Pada perjalananku yang ke sekian ini, aku menjadi wartawan untuk yang kedua kali. Masa pertama adalah adalah menjadi wartawan cetak di Papua, dan sekarangmenjadi wartawan online di Malang. Keduanya adalah soal jurnalis yang secara ideologis tidak pernah aku pikirkan. Tetapi keduanya memiliki tekanan tersendiri yang membuatku harus belajar. Sungguh belajar.

Ketika masih menjadi wartawan Cenderawasih Pos, rasa-rasanya banyak beban yang mesti kutanggung. Menjadi wartawan media besar yang satu-satunya dipercaya oleh masyarakat membuat seluruh mata tertuju pada kita. Kesalahan sedikit saja akan membuat kita dicemooh, dicaci, dan disomasi. Dan sayangnya aku pernah melakukan kesalahan besar hingga kekerasan psikis terjadi terang-terangan, meskipun gagal berlanjut ke fisik.

Tetapi bukanlah sebab-sebab seperti itu aku keluar dari Cenderawasih Pos. Aku selalu menempatkan sesuatu yang lebih keren sebagai tujuan sebelum meninggalkan masa lalu. Sehingga tidak mungkin gara-gara hal itu aku memutuskan keluar. Lebih dari segalanya, mimpi masa lalu memanggil. Aku harus keliling Asean, dan lagi, aku harus mengejar pendidikan masterku. Ini adalah sesuatu yang keren.

Setelah menjalani segala hidup yang sesuai dengan keinginanku, akhirnya aku secara tidak sengaja menjadi wartawan versi dua. Aku bertemu teman dari temanku, yang mengajakku bergabung dalam media online yang wilayahnya adalah Malang Raya (Kabupaten Malang, Kota Malang, dan Kota Batu). Media ini bernama malangvoice.com yang berisi orang-orang hebat kedua setelah komunitasku dulu : Arbimapala.

Tekanan berikutnya sebagai seorang karyawan-jurnalis membabatku. Aku kelimpungan dengan tanggung jawab dari kantor, yang pada saat sama aku ingin benar-benar fokus pada studi masterku. Aku tidak bisa memilih, dan aku masih yakin bahwa keduanya dapat kulakukan meski dengan target standart. Sampai tiga bulan ini, semuanya berjalan mengambang. Kuliah jarang fokus, dan berita keteteran.

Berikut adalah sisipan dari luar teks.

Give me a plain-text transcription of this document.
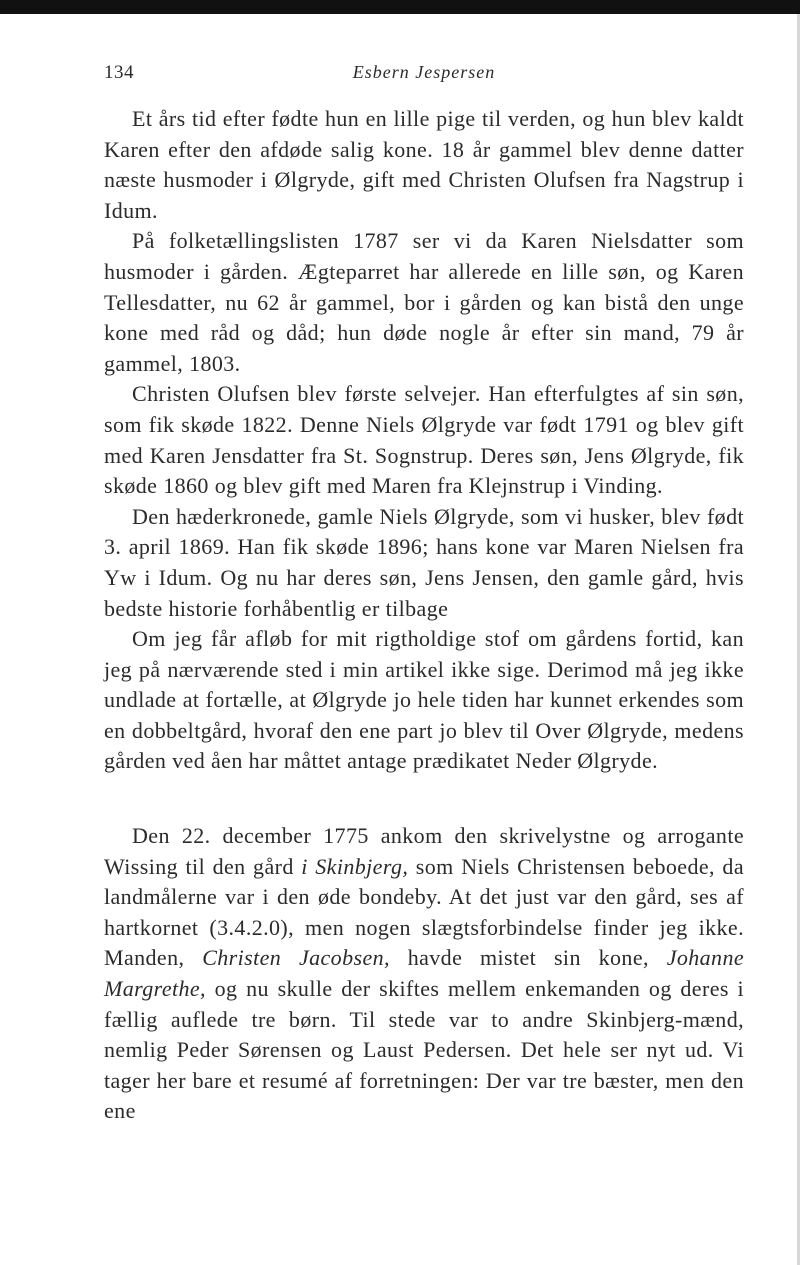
134	Esbern Jespersen

Et års tid efter fødte hun en lille pige til verden, og hun blev kaldt Karen efter den afdøde salig kone. 18 år gammel blev denne datter næste husmoder i Ølgryde, gift med Christen Olufsen fra Nagstrup i Idum.

På folketællingslisten 1787 ser vi da Karen Nielsdatter som husmoder i gården. Ægteparret har allerede en lille søn, og Karen Tellesdatter, nu 62 år gammel, bor i gården og kan bistå den unge kone med råd og dåd; hun døde nogle år efter sin mand, 79 år gammel, 1803.

Christen Olufsen blev første selvejer. Han efterfulgtes af sin søn, som fik skøde 1822. Denne Niels Ølgryde var født 1791 og blev gift med Karen Jensdatter fra St. Sognstrup. Deres søn, Jens Ølgryde, fik skøde 1860 og blev gift med Maren fra Klejnstrup i Vinding.

Den hæderkronede, gamle Niels Ølgryde, som vi husker, blev født 3. april 1869. Han fik skøde 1896; hans kone var Maren Nielsen fra Yw i Idum. Og nu har deres søn, Jens Jensen, den gamle gård, hvis bedste historie forhåbentlig er tilbage

Om jeg får afløb for mit rigtholdige stof om gårdens fortid, kan jeg på nærværende sted i min artikel ikke sige. Derimod må jeg ikke undlade at fortælle, at Ølgryde jo hele tiden har kunnet erkendes som en dobbeltgård, hvoraf den ene part jo blev til Over Ølgryde, medens gården ved åen har måttet antage prædikatet Neder Ølgryde.

Den 22. december 1775 ankom den skrivelystne og arrogante Wissing til den gård i Skinbjerg, som Niels Christensen beboede, da landmålerne var i den øde bondeby. At det just var den gård, ses af hartkornet (3.4.2.0), men nogen slægtsforbindelse finder jeg ikke. Manden, Christen Jacobsen, havde mistet sin kone, Johanne Margrethe, og nu skulle der skiftes mellem enkemanden og deres i fællig auflede tre børn. Til stede var to andre Skinbjerg-mænd, nemlig Peder Sørensen og Laust Pedersen. Det hele ser nyt ud. Vi tager her bare et resumé af forretningen: Der var tre bæster, men den ene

Empat orang wartawan Malang Voice memang luar biasa. Dengan target 12 berita, mereka mampu memenuhinya dengan kualitas yang tidak meragukan. Rasa-rasanya saya sulit mendapatkan partner yang berkeinginan mencari berita seserius mereka, lalu menulis dengan cepat sesuper mereka ini. Karena itu, aku sungguh-sungguh belajar. Dan aku pada akhirnya merasa beruntung karena masuk dalam lingkungan mereka, bukan pada media lokal lain yang mengerikan.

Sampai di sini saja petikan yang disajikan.